Além da mobilização política feminista, Leolinda fundou a Escola de Ciências, Artes e Profissões Orsina da Fonseca, em 1911. Atendendo à solicitação governamental para criação de Linhas de Tiro no Brasil, criou a Linha de Tiro Rosa da Fonseca, vinculada à Escola. No mesmo ano, criou o curso de enfermagem da Escola, sendo pioneiro ao dissociar a enfermagem do carisma de integrantes da Igreja Católica Apostólica Romana.

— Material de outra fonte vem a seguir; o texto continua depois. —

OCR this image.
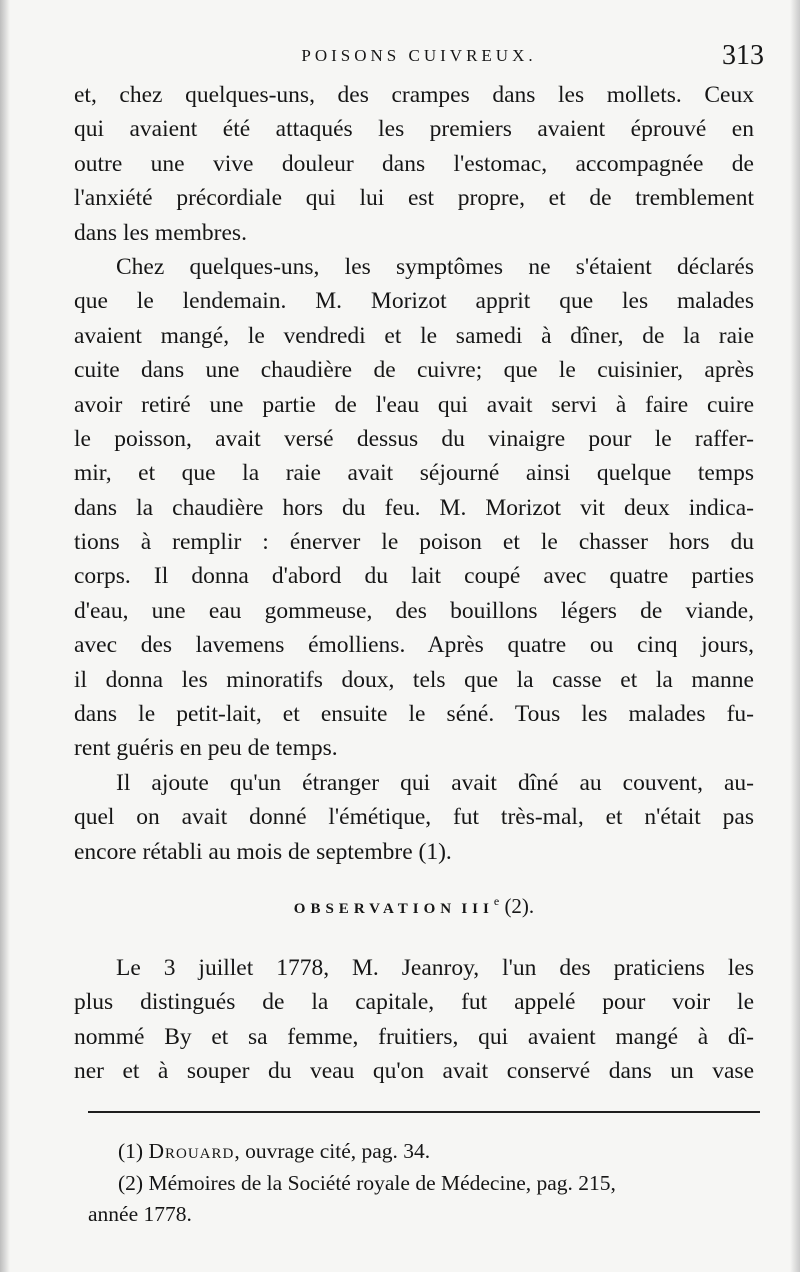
POISONS CUIVREUX.	313
et, chez quelques-uns, des crampes dans les mollets. Ceux
qui avaient été attaqués les premiers avaient éprouvé en
outre une vive douleur dans l'estomac, accompagnée de
l'anxiété précordiale qui lui est propre, et de tremblement
dans les membres.
Chez quelques-uns, les symptômes ne s'étaient déclarés
que le lendemain. M. Morizot apprit que les malades
avaient mangé, le vendredi et le samedi à dîner, de la raie
cuite dans une chaudière de cuivre; que le cuisinier, après
avoir retiré une partie de l'eau qui avait servi à faire cuire
le poisson, avait versé dessus du vinaigre pour le raffer-
mir, et que la raie avait séjourné ainsi quelque temps
dans la chaudière hors du feu. M. Morizot vit deux indica-
tions à remplir : énerver le poison et le chasser hors du
corps. Il donna d'abord du lait coupé avec quatre parties
d'eau, une eau gommeuse, des bouillons légers de viande,
avec des lavemens émolliens. Après quatre ou cinq jours,
il donna les minoratifs doux, tels que la casse et la manne
dans le petit-lait, et ensuite le séné. Tous les malades fu-
rent guéris en peu de temps.
Il ajoute qu'un étranger qui avait dîné au couvent, au-
quel on avait donné l'émétique, fut très-mal, et n'était pas
encore rétabli au mois de septembre (1).
OBSERVATION IIIe (2).
Le 3 juillet 1778, M. Jeanroy, l'un des praticiens les
plus distingués de la capitale, fut appelé pour voir le
nommé By et sa femme, fruitiers, qui avaient mangé à dî-
ner et à souper du veau qu'on avait conservé dans un vase
(1) Drouard, ouvrage cité, pag. 34.
(2) Mémoires de la Société royale de Médecine, pag. 215,
année 1778.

A obra O Início do Feminismo no Brasil: Leolinda Daltro, descreve a escola em que trabalhou da seguinte forma: “dedicada ao ensino e profissionalização de mulheres, transformou-se numa importante plataforma política, com a participação das alunas e professoras em eventos públicos”. Leolinda também implementou outras iniciativas educacionais importantes, como a manutenção de curso noturno gratuito no edifício do Matadouro de Santa Cruz para facilitar o acesso à educação para as crianças que trabalhavam durante o dia no matadouro.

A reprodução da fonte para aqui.